Four-state folding of a SH3 domain: salt-induced modulation of the stabilities of the intermediates and native state

Abstract

Unstable intermediates on the folding pathways of proteins can be stabilized sufficiently so that they accumulate to detectable extents by the addition of a suitable cosolute. Here, the effect of sodium sulfate (Na₂SO₄) on the folding of the SH3 domain of PI3 kinase was investigated in the presence of guanidine hydrochloride (GdnHCl) using intrinsic tyrosine fluorescence and 1-anilinonaphthalene-8-sulfonate (ANS) binding. The free energy of unfolding in water of the native state (N) increases linearly with Na₂SO₄ concentration, indicating stabilization via the Hofmeister effect.

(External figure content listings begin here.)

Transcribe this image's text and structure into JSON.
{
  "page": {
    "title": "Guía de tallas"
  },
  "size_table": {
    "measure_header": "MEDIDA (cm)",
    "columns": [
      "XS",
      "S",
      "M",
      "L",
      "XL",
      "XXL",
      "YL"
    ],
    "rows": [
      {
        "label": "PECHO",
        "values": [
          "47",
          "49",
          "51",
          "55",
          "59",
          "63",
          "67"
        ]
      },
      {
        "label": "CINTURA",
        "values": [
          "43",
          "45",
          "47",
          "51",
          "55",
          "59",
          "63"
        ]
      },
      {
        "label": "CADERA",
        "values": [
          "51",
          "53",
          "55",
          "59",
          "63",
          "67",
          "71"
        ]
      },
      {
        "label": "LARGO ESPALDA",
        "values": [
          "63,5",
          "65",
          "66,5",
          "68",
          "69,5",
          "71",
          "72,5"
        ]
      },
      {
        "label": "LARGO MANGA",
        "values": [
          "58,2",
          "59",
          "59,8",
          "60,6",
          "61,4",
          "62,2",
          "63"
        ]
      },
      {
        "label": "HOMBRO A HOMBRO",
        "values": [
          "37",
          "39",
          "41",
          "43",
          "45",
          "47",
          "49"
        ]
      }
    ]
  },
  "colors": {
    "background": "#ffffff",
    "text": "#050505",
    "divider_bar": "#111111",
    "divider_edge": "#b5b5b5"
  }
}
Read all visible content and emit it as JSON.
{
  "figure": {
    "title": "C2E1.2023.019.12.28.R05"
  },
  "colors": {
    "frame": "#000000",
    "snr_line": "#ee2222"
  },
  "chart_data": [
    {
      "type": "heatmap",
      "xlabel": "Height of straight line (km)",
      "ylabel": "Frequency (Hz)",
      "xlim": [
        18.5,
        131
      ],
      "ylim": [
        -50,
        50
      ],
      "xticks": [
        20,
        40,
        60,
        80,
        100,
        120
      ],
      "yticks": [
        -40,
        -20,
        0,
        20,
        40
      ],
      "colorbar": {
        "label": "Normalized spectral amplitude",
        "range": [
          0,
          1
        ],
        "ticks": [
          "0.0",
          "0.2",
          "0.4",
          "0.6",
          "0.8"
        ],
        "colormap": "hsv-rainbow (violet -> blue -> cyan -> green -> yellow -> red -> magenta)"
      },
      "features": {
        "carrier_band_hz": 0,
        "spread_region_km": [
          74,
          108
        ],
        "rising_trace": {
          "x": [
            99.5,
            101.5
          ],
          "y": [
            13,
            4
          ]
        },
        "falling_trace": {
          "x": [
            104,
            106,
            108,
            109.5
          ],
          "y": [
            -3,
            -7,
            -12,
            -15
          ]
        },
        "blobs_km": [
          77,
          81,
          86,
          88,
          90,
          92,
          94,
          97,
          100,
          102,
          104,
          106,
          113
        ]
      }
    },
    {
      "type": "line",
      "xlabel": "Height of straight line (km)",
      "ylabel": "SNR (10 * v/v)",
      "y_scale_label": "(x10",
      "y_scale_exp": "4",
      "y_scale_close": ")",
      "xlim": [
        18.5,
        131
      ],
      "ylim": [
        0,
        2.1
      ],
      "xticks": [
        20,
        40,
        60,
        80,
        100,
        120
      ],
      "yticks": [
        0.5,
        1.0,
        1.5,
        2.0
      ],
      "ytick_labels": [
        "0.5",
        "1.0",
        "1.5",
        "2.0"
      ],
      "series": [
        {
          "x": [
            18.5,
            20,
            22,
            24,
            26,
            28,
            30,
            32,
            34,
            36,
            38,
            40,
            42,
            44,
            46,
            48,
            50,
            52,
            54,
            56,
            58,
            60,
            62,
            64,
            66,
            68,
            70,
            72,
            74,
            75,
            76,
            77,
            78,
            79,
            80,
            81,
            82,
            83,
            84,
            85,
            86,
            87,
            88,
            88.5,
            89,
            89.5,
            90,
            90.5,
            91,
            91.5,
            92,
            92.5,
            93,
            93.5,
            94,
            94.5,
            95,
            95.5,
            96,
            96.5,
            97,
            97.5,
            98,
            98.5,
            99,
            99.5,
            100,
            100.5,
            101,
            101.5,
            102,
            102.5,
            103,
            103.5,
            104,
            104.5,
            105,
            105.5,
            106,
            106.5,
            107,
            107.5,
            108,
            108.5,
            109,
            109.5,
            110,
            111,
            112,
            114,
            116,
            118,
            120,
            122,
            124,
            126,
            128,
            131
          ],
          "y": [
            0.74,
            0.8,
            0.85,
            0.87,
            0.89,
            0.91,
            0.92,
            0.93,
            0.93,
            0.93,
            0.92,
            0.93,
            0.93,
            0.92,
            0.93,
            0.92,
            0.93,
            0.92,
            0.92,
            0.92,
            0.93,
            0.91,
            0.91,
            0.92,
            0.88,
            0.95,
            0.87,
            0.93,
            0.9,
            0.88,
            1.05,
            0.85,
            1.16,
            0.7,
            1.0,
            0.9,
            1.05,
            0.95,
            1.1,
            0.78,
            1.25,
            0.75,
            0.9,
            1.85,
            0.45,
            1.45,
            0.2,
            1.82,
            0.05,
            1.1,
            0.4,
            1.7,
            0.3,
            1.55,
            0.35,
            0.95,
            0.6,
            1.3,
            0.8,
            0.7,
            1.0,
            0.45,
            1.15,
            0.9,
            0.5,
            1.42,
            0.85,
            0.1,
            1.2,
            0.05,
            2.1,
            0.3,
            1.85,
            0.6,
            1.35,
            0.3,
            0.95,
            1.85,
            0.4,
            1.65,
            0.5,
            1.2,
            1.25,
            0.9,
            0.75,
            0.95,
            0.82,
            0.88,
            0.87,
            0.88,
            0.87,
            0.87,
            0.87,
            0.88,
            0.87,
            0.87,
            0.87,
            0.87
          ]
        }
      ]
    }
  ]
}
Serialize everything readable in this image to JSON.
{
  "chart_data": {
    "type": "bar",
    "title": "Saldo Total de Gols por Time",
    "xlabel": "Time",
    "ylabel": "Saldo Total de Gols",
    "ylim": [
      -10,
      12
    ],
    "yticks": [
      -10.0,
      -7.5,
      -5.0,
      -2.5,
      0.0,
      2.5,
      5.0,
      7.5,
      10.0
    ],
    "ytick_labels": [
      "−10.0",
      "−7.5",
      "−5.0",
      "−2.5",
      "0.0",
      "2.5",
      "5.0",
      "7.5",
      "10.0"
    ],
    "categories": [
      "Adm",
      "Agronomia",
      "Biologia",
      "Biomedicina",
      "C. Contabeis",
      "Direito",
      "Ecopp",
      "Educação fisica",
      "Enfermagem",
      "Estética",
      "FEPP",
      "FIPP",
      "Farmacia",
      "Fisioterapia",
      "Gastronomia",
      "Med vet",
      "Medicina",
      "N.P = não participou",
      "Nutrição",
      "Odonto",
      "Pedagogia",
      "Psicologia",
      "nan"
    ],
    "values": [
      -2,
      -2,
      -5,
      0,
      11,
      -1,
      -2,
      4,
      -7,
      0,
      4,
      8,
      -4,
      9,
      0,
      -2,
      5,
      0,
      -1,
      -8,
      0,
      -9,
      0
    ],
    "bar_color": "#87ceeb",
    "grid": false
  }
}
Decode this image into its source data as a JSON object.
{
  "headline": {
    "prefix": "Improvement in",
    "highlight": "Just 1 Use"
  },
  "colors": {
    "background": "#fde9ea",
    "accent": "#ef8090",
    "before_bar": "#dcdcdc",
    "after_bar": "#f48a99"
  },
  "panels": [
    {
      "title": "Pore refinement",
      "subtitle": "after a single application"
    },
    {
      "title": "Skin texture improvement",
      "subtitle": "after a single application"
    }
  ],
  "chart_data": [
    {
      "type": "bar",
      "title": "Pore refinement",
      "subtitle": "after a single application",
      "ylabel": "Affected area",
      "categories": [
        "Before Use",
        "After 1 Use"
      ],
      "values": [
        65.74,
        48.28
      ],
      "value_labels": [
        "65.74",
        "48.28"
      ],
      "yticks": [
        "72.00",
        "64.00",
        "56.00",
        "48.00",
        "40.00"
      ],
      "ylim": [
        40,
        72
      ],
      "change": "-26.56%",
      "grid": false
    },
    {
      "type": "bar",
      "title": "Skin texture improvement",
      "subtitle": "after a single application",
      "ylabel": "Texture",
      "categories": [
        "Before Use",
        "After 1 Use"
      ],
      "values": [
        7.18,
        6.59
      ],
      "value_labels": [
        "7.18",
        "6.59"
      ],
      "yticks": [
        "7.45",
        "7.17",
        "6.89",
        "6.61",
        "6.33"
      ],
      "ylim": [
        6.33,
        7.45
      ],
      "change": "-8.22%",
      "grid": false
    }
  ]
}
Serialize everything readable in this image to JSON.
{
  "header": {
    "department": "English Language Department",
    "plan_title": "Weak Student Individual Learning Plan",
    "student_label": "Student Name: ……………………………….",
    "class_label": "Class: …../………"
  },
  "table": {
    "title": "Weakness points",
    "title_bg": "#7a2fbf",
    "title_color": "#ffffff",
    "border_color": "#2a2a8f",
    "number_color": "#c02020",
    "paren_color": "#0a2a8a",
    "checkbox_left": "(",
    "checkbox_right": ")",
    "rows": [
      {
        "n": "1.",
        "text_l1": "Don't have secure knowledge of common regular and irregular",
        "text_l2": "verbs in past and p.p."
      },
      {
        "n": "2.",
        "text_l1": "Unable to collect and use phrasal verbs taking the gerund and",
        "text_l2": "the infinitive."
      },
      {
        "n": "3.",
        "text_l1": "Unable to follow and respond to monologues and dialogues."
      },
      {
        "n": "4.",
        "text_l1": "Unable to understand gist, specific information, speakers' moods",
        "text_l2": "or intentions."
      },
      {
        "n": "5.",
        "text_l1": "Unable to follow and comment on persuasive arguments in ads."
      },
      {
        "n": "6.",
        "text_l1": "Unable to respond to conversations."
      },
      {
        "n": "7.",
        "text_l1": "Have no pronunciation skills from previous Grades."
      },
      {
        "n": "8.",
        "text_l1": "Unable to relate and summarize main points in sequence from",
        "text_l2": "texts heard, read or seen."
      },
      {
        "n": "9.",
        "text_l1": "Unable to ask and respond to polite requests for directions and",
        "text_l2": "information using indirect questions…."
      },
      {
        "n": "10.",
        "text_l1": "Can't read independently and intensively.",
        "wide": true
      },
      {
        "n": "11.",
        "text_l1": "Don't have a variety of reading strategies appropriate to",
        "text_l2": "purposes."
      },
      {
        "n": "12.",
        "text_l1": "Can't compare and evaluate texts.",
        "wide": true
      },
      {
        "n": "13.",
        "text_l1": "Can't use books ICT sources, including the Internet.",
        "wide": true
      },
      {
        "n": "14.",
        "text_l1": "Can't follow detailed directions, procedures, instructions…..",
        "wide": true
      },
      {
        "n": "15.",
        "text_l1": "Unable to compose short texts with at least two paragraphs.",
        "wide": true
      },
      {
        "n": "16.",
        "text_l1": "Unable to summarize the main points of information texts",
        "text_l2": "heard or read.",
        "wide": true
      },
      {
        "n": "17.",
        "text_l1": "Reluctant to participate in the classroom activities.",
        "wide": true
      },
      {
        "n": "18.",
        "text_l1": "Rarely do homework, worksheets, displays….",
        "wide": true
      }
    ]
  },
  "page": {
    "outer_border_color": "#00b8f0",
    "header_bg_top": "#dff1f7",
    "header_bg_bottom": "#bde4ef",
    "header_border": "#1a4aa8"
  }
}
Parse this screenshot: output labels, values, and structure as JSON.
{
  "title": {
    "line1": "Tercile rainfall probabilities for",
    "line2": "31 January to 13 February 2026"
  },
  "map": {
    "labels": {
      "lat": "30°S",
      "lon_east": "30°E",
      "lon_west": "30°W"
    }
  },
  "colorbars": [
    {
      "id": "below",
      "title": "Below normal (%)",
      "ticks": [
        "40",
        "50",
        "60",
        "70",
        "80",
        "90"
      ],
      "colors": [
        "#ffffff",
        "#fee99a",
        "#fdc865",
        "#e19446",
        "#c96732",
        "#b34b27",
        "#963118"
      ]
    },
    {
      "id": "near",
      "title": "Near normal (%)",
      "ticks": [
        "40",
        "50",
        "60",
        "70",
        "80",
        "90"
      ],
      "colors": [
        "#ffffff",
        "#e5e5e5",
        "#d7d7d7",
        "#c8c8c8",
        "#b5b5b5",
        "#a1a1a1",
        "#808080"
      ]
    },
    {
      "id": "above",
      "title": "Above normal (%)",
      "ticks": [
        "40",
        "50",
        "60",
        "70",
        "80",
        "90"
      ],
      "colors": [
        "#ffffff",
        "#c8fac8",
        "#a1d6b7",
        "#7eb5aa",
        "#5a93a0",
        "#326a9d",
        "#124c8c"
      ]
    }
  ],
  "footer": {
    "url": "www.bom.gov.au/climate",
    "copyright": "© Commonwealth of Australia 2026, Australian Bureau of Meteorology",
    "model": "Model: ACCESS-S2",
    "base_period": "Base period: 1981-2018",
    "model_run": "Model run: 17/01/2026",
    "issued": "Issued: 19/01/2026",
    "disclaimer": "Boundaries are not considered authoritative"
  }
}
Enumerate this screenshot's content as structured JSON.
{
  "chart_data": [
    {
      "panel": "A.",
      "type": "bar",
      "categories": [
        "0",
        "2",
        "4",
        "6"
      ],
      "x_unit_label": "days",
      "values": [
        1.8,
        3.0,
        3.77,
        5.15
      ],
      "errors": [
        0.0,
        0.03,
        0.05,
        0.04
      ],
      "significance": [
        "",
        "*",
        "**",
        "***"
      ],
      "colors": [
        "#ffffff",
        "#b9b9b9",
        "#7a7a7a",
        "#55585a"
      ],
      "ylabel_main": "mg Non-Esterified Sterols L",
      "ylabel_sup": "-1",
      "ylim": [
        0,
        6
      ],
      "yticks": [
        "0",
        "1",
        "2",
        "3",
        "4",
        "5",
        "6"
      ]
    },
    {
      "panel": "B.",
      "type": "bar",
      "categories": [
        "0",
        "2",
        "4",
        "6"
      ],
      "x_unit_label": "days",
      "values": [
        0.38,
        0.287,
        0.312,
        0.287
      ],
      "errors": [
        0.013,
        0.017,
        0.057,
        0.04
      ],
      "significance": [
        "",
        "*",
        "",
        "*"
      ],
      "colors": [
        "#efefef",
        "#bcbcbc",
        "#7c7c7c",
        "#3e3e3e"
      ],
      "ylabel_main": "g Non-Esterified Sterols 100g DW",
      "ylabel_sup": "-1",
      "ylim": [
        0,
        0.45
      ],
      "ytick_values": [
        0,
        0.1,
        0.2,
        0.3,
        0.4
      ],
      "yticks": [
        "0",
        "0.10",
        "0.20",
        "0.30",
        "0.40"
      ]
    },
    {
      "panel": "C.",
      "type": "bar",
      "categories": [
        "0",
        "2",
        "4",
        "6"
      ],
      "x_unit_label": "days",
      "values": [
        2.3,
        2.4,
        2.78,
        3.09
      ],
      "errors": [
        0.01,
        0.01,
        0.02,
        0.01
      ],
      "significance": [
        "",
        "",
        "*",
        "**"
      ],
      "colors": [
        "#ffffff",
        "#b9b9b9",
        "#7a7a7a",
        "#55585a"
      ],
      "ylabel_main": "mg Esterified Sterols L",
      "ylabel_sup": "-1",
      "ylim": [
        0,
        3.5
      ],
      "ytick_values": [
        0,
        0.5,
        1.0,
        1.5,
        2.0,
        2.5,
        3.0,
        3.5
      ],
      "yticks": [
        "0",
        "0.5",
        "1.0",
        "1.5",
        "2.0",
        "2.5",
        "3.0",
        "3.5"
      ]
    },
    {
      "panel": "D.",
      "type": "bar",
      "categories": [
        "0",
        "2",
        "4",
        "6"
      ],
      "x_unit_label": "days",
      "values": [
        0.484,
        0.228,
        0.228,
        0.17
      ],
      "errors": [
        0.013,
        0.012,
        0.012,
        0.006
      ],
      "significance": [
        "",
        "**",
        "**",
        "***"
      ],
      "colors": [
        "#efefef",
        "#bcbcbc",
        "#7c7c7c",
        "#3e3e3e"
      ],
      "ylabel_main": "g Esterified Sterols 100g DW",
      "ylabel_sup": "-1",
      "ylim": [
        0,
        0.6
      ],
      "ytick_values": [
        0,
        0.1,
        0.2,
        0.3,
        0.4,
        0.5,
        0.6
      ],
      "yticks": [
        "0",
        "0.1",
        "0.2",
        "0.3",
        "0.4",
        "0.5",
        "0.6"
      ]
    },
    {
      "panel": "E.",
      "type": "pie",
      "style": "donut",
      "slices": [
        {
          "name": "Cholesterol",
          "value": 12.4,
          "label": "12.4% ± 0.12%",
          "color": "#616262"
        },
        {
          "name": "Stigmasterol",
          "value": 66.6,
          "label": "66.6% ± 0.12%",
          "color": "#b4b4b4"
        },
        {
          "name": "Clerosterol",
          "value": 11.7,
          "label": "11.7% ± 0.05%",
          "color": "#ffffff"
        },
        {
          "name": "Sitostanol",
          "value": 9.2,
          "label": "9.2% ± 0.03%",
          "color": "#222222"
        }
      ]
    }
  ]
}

The addition of 0.5 M Na₂SO₄ causes accumulation of an early intermediate L, which manifests itself as (1) a sub-millisecond change in tyrosine and ANS fluorescence and (2) a curvature in the chevron plot. It is shown that L is a specific structural component of the initially collapsed ensemble. An intermediate, M, also accumulates in unfolding studies conducted in the presence of 0.5 M Na₂SO₄ and manifests itself by causing a curvature in the unfolding arm of the chevron. M is shown to be a wet molten globule that binds to ANS under unfolding conditions and is stabilized to the same extent as N in the presence of Na₂SO₄. A four-state U ↔ L ↔ M ↔ N scheme satisfactorily modeled the kinetic data. Thus, the folding of the PI3K SH3 domain in the presence of salt commences via the formation of a structured intermediate ensemble L, which accumulates before the rate-limiting step of folding. L subsequently proceeds to N via the late intermediate M that forms after the rate-limiting transition of folding.